The first episode of At Home With Sarah Cahill captures an afternoon of musical storytelling filmed at her home in Berkeley. Cahill performs Vítezslava Kaprálová’s Preludes 1 and 3 (1937) and Amy Beach’s Dreaming (1892), and shares the compelling background of the works and the composers. She performs the two works on Terry Riley’s historic Mason & Hamlin piano, which had just arrived a few days before as a gift from Riley. Additional footage of Cahill speaking in her garden about her home and life in Berkeley is available here.
Sarah Cahill’s discography includes more than twenty albums on the New Albion, CRI, New World, Other Minds, Tzadik, Albany, Cold Blue, Other Minds, and Pinna labels. In September 2017, she released Eighty Trips Around the Sun: Music by and for Terry Riley, a box set tribute to Terry Riley, on Irritable Hedgehog Records. The four-CD set includes solo works by Riley, four-hand works with pianist Regina Myers, and world premiere recordings of commissioned works composed in honor of Riley’s 80th birthday. Cahill recorded Lou Harrison’s Concerto for Piano with Javanese Gamelan with Gamelan Galak Tika, which was released by the Cleveland Museum of Art in 2021.
Cahill’s latest project is The Future is Female, an investigation and reframing of the piano literature featuring more than seventy compositions by women around the globe, from the Baroque to the present day, including new commissioned works. Cahill is recording music from the project in a series of three albums for First Hand Records. The first volume, “In Nature,” is available in March 2022. Recent and upcoming performances include concerts presented by the Barbican, Carolina Performing Arts, Carlsbad Music Festival, Detroit Institute of Arts, University of Iowa, Bowling Green New Music Festival, Berkeley Art Museum and Pacific Film Archive, North Dakota Museum of Art, and Mayville State University.
Cahill’s radio show, Revolutions Per Minute, can be heard every Sunday evening on KALW, 91.7 FM in San Francisco.
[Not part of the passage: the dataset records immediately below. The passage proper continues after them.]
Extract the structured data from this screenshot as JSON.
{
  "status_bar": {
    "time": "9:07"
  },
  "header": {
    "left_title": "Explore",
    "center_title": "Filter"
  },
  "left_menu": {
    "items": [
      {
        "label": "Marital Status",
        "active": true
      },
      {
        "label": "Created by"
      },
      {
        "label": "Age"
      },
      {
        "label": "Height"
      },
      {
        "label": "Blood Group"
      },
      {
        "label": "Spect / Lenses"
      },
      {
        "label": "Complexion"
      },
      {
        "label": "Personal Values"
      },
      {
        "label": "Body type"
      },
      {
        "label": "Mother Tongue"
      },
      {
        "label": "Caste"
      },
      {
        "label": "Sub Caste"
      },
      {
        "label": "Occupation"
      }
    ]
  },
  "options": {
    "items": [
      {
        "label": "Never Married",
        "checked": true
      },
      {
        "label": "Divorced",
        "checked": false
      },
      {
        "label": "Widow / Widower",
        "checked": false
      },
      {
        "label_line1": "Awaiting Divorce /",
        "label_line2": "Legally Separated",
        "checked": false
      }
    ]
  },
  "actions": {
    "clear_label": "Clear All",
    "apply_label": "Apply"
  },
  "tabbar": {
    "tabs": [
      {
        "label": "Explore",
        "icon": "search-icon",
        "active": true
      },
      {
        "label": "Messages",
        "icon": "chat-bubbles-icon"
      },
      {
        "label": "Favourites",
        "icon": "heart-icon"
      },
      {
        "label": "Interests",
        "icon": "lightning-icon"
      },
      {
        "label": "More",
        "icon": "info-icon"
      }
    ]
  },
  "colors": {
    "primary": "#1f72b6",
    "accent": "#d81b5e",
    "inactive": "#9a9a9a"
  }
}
She is on the faculty of the San Francisco Conservatory. For more information, visit www.sarahcahill.com.
About EXTENSITY: EXTENSITY is a musician-founded series presenting cutting-edge programming by emerging and established artists working across a range of disciplines including music, fine art and multimedia. EXTENSITY aims to foster connections between musical traditions, artistic practices and time periods with emphasis on underrepresented and new voices. We also create platforms for artists and audiences to interact and make new discoveries through receptions, interviews, panels, lectures and special events. EXTENSITY hinges on this fluid, immersive perspective, both in programming and in experience; our goal is to promote a free flow of ideas, stimulate dialogue, and forge meaningful links between artists and engaged, active audiences.